Book Review: “Foul Lady Fortune”



“Foul Lady Fortune” is a historical fiction novel set in China during the 1930s.

This review contains spoilers for “These Violent Delights” and “Our Violent Ends” by Chloe Gong.

“Time travels in diverse paces with diverse persons.

I’ll tell you who Time ambles withal,

who Time trots withal, who Time gallops withal,

and who he stands still withal.”

-William Shakespeare, “As You Like It”

From “Romeo and Juliet” to “As You Like It,” author Chloe Gong has been employing the works of Shakespeare. In the “These Violent Delights” series, a 1920s retelling of “Romeo and Juliet,” a blood feud between two gangs leads the whole city of Shanghai into violence and chaos. Juliette Cai is the heir of one of Shanghai’s leading crime syndicates—the Scarlet Gang. On top of that, she is secretly entangled with Roma, the successor of the White Flower Gang— a rival of the Scarlet Gang. The duology ends when the two selflessly sacrifice themselves in order to save their city from ruin.

Foul Lady Fortune, a retelling of As You Like It, is told from Juliette’s cousin Rosalind’s perspective. It is now the 1930s in Shanghai, and there are new, dangerous political groups moving toward the city. The Scarlet Gang has now dissolved into the Kuomintang Party (China’s leading nationalists), and the White Flowers have disbanded. Rosalind finds herself working as a spy in the Kuomintang. Her mission becomes complicated when her handler assigns her to a fake marriage with a man she is unsure she can trust—Orion. Things seem less black and white as secrets are uncovered, and the two become much closer. The question is: who can Rosalind trust?

Foul Lady Fortune is full of intricate, detailed bits of history, many of which I never knew or heard about. The novel speaks to the extent of Western imperialism and the effect of the Europeans controlling Chinese politics. I constantly found myself looking up references and was shocked to learn of Europe’s actions. Foul Lady Fortune managed to combine Shakespeare’s classic story and China’s complicated twentieth-century history. 
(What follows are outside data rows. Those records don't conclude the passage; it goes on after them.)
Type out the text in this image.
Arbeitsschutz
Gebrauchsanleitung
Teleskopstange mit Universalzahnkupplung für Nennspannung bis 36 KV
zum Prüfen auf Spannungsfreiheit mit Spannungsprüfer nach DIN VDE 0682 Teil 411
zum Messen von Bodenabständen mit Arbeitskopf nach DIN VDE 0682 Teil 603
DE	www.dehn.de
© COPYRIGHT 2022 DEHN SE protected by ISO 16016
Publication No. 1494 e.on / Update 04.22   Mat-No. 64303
I also enjoyed the deep layers of the characters. Sure, the These Violent Delights series featured Rosalind, but I didn’t know much about her. I didn’t feel the strongest about Rosalind in the original duology, but I can safely say that I grew to love her. The novel criticized many themes of patriarchal gender roles, and Rosalind quickly became a woman I knew I could look up to. With in-depth dynamics, Foul Lady Fortune had complex character backgrounds. I learned of Rosalind’s past, trauma, little habits, and much more. I also enjoyed how the characters from These Violent Delights made an appearance.

Despite enjoying past characters that reoccurred, I was thrilled when new characters were introduced. Chloe Gong managed to keep the reader interested in both new and familiar characters.

The most appealing part of the novel was the romance. The romance was fresh and avoided the painfully corny writing featured among many YA books today. It felt like emerging out of the water and taking a deep breath. There were no overdone clichés and lack of chemistry. The reader gets to see a deep connection between Rosalind and Orion. Foul Lady Fortune didn’t skip straight ahead to the part where Rosalind and Orion would get together; it explored the rich conditions between these two elaborate characters. 

Foul Lady Fortune is a story in a story. From detailed history, characters that will surely resonate with you, and unique romance, Foul Lady Fortune is a wild ride from beginning to end. If you enjoy lengthier YA books and want something new and original, Foul Lady Fortune should be added to your TBR list.